A mature tree stem generally consists of a column of wood that is composed of a series of annual incremental layers and enclosed in a covering of bark. The dynamic variations of the bark are complex due to its structure and function: the thick outer-bark acts as a protective barrier against the abiotic and biotic environment; while the phloem is where sugar transport occurs. Much of the bark variation is due to the transport of sugars and its related processes. The xylem pathway, which transports water in the opposite direction, is connected to the phloem in parallel along the entire length of the stem. The immediate connection between these two transport pathways suggests a functional linkage
The purpose of this thesis is to study the dynamic processes that occur within the bark and its interaction with other internal tree processes and the external environment. These interactions have not been thoroughly quantified, especially on an intra-annual (e.g. daily) scale.
The thesis consists of four papers, of which one is a modelling paper and three are experimental studies. Growth is estimated with the model by separating the water-related influences from measured inner-bark, revealing a growth signal – proxy for cambial stem growth.
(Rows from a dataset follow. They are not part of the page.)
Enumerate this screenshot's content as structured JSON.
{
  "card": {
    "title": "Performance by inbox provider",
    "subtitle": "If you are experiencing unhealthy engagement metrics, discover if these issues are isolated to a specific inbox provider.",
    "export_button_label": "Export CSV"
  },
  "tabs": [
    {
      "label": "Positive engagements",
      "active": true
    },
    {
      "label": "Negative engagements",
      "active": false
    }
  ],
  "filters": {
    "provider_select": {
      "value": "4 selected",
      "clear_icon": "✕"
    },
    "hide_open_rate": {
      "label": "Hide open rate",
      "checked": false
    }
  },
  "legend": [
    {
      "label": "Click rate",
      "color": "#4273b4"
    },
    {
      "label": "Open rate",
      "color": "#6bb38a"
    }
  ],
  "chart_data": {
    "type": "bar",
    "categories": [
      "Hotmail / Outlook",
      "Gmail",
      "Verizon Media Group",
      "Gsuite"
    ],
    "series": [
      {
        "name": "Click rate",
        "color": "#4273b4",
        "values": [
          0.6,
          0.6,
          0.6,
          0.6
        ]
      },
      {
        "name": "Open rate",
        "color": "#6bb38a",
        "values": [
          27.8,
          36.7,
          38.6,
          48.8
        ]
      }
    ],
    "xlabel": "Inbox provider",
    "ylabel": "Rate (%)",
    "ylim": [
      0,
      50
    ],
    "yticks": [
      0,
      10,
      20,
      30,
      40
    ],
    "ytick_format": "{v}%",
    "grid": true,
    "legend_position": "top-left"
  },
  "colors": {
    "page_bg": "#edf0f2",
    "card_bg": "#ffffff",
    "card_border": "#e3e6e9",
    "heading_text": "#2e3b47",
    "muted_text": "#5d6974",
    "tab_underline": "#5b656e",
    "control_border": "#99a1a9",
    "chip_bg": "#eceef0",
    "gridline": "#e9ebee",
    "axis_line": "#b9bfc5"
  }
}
Using this signal, a correlation study to microclimate variables is examined in one paper; and to assumed growth respiration in a second paper. The remaining two papers explore the seasonality of photosynthesis and respiration, and bark stem dynamics during the spring recovery period.
As a conclusion of this thesis, these papers show how inextricably linked individual tree processes and the environmental are to the changes within the bark. The culmination of this thesis opens new opportunities to further understand the dynamics of bark hydraulics and ecophysiological processes by implementing field measurements and state-of-the-art modelling.